No mainstream report I saw spoke about how awful it is that a person living in freedom would find such a morally loathsome man as Fidel Castro worthy of being loved.
Nor is Guillen alone. Robert Redford and many other Hollywood luminaries have regularly visited Cuba and dined with Castro. Indeed, the baseball commissioner himself sat next to Castro when the Baltimore Orioles visited Havana some years ago.
Are all these people — in baseball, in Hollywood, and in politics (members of the Congressional Black Caucus were glowing in their assessments of Castro after visiting with him, while refusing to meet with black Cuban dissidents) — bad people?
No. Rather, most are decent people who have been poisoned by Leftism.
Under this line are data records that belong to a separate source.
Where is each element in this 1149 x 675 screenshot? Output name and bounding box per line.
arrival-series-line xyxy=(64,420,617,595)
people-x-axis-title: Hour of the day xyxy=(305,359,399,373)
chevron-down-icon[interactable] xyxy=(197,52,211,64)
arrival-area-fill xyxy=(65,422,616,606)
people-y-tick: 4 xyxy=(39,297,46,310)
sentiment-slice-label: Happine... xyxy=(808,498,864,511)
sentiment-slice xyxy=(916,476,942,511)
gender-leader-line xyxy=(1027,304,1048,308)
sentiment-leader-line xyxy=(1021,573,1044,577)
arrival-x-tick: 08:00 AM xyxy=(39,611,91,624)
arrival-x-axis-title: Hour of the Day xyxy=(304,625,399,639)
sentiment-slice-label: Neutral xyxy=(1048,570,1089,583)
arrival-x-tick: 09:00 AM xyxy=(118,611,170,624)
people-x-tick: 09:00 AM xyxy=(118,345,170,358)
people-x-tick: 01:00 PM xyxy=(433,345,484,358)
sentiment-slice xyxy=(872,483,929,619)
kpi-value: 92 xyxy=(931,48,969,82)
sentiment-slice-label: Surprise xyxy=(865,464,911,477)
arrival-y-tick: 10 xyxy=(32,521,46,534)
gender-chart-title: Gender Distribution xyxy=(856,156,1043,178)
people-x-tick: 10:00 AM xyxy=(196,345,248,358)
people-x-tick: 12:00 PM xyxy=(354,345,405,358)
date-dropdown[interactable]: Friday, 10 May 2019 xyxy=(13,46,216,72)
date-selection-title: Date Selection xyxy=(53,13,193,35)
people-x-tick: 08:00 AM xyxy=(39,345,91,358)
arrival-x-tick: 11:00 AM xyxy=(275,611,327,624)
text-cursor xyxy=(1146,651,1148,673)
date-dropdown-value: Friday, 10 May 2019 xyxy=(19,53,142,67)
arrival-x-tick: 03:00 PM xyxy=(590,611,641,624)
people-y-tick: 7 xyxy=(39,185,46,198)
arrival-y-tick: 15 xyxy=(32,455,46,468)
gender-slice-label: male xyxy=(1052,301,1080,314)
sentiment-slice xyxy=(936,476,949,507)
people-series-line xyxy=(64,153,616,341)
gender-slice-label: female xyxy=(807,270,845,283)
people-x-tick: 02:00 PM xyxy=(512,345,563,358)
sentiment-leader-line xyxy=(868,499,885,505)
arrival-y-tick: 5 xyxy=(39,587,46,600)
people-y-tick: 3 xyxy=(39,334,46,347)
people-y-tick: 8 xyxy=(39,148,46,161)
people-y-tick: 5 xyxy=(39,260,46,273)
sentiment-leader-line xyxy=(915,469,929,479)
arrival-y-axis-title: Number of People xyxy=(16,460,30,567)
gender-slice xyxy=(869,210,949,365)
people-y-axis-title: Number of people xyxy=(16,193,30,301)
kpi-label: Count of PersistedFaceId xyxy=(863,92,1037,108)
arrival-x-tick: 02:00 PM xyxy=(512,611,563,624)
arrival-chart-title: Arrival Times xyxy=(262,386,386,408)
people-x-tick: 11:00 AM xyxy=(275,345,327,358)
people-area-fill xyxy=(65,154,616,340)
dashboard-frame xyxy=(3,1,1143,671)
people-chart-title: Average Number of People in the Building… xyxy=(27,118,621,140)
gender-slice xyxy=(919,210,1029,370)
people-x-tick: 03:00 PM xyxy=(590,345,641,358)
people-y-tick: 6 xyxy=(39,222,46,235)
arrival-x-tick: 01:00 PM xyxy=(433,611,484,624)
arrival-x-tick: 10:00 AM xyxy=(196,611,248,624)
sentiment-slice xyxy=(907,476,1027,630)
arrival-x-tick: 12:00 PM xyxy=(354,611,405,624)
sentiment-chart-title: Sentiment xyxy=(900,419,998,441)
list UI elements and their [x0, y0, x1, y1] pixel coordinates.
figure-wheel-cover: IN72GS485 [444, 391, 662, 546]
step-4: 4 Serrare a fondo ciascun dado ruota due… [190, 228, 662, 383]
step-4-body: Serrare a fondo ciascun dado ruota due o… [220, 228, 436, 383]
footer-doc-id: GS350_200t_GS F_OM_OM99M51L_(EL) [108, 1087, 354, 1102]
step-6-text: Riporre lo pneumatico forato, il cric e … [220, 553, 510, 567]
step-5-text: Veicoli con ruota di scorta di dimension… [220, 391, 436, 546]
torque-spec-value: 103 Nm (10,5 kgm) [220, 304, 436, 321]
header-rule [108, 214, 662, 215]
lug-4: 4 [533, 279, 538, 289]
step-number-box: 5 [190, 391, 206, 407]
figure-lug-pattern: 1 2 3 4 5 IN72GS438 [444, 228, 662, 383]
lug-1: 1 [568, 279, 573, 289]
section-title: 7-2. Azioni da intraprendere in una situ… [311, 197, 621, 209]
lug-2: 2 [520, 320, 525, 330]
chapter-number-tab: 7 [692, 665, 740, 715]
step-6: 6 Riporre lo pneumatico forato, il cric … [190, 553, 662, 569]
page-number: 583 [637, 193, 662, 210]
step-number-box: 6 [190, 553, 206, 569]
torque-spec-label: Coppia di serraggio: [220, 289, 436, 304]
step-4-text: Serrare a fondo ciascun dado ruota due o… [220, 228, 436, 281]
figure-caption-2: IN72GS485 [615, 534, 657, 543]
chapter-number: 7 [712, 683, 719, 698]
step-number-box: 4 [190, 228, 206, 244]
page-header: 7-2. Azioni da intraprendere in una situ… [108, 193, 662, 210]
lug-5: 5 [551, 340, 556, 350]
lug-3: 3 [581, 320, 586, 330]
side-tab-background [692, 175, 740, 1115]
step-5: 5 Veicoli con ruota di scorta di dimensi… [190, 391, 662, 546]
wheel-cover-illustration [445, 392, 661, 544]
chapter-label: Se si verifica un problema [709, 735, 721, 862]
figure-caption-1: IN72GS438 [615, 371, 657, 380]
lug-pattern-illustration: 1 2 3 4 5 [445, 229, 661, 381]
Leftism affects everyone who has drunk at its well. As I have previously noted, how else can one explain Thomas Friedman, a decent man and an identifying Jew, who nevertheless offered a classic anti-Semitic libel when he wrote that when the members of the United States Congress gave Israeli prime minister Benjamin Netanyahu a standing ovation, “That ovation was bought and paid for by the Israel lobby”?
Americans of every background should be as repulsed as Cuban Americans when a public figure announces that he loves Fidel Castro. And only when that day arrives will we be able to say that Leftism no longer dominates America’s moral life.